In the late hours of the night we wind up at Circus – aka my new “happiest place in the world.” Not ready to go to bed yet, we all hang around and talk (and talk, and talk). Slowly but surely the lights are turned off. We sit in darkness. One by one, members of our group slink off to bed – bleary eyed and heavy footed.

It’s just four of us now.

We talk about topics that many people don’t talk about with their closest friends, let alone with a group of strangers. We talk about topics you definitely don’t typically talk about after a night of partying.

And yet, here we are. Letting each other in.

We’re here because somehow this place has brought us together. Somehow we have all left our regular lives, our regular worries and fears. We’ve come in search of something, whatever that may be. What we’ve found, it seems, is each other. Sitting in a hut in the dark.

I find myself sitting in silence at times, taking in their words. Taking in how wild it is to hear so many of my own views said out loud by people I have so recently met. We talk about self exploration, about vulnerability. We talk about the balance between rational and emotional feeling, on what an important journey it is to explore them both.

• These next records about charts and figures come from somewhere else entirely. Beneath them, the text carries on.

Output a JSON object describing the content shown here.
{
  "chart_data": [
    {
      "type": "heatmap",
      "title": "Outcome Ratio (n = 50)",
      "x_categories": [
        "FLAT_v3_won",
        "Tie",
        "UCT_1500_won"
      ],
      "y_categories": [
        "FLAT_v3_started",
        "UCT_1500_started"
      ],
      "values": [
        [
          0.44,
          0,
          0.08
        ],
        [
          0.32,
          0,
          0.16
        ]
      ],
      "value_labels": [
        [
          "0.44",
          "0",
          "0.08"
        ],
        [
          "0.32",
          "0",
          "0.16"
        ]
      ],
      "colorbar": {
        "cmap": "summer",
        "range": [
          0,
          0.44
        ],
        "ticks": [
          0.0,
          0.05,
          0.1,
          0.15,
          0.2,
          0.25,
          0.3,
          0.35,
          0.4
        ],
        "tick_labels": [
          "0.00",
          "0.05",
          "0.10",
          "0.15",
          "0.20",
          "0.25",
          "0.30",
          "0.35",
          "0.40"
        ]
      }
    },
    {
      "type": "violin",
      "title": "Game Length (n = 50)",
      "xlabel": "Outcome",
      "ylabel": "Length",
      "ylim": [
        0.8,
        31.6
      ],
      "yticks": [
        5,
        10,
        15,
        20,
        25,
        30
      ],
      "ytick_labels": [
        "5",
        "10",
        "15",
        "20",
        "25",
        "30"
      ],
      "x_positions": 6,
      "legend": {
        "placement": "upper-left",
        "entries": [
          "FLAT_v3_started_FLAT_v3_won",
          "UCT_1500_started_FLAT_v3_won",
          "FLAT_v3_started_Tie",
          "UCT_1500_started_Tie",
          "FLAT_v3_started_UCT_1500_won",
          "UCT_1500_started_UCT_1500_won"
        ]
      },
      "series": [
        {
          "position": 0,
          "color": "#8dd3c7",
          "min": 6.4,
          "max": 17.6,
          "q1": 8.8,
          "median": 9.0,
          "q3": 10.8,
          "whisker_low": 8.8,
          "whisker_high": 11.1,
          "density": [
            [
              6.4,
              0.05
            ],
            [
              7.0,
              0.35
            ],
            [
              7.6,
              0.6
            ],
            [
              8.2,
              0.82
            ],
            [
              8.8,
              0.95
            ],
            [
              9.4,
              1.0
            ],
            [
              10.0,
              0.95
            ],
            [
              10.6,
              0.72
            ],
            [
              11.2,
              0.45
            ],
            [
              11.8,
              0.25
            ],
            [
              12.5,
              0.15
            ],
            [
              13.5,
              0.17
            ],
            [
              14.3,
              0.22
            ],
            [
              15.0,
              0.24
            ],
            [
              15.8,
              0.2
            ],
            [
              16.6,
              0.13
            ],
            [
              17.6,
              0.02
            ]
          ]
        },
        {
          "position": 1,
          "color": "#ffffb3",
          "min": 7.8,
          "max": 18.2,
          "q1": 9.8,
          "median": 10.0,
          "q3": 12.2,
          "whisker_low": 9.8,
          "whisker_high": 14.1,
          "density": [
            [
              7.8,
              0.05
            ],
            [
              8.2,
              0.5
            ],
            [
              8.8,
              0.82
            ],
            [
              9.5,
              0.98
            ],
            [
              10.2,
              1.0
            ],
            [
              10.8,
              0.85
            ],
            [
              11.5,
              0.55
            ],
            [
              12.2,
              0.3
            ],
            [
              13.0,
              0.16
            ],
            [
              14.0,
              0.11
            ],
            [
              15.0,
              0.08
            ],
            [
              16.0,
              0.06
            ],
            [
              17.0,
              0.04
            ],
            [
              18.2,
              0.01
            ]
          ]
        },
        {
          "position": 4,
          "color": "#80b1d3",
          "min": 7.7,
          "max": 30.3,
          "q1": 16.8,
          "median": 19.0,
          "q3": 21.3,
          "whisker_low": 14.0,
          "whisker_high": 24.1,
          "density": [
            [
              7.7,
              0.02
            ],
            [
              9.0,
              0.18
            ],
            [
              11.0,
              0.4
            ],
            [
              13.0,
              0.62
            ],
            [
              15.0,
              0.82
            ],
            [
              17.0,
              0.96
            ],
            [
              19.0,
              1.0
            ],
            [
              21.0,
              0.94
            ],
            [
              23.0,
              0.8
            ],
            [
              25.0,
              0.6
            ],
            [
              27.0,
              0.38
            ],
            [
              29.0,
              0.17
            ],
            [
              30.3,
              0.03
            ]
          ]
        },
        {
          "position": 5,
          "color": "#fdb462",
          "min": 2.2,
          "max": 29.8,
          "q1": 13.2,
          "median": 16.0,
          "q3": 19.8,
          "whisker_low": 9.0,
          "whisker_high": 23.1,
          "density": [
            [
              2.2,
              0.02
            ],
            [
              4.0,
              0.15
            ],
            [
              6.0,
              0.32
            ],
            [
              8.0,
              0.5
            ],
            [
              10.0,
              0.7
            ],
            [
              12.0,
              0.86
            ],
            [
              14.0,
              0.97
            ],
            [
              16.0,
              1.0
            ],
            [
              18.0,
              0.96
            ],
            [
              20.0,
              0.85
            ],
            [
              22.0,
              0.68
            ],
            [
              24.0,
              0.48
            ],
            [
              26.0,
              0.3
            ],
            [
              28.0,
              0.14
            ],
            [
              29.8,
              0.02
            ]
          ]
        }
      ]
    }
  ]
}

At times I chime in. At other times I sit in silence – havaya, taking it in. Taking in that a moment like this exists.

And then, because apparently life is just intent on creating the most perfect moments (memories?) for me these days, one of them says:

“This right here is special. Moments like these don’t just happen.”

I feel my goosebumps rise. I look out at the empty grounds. Listen to the silence. I smile for the millionth time that night.

And I think to myself: “oh, but when they do.”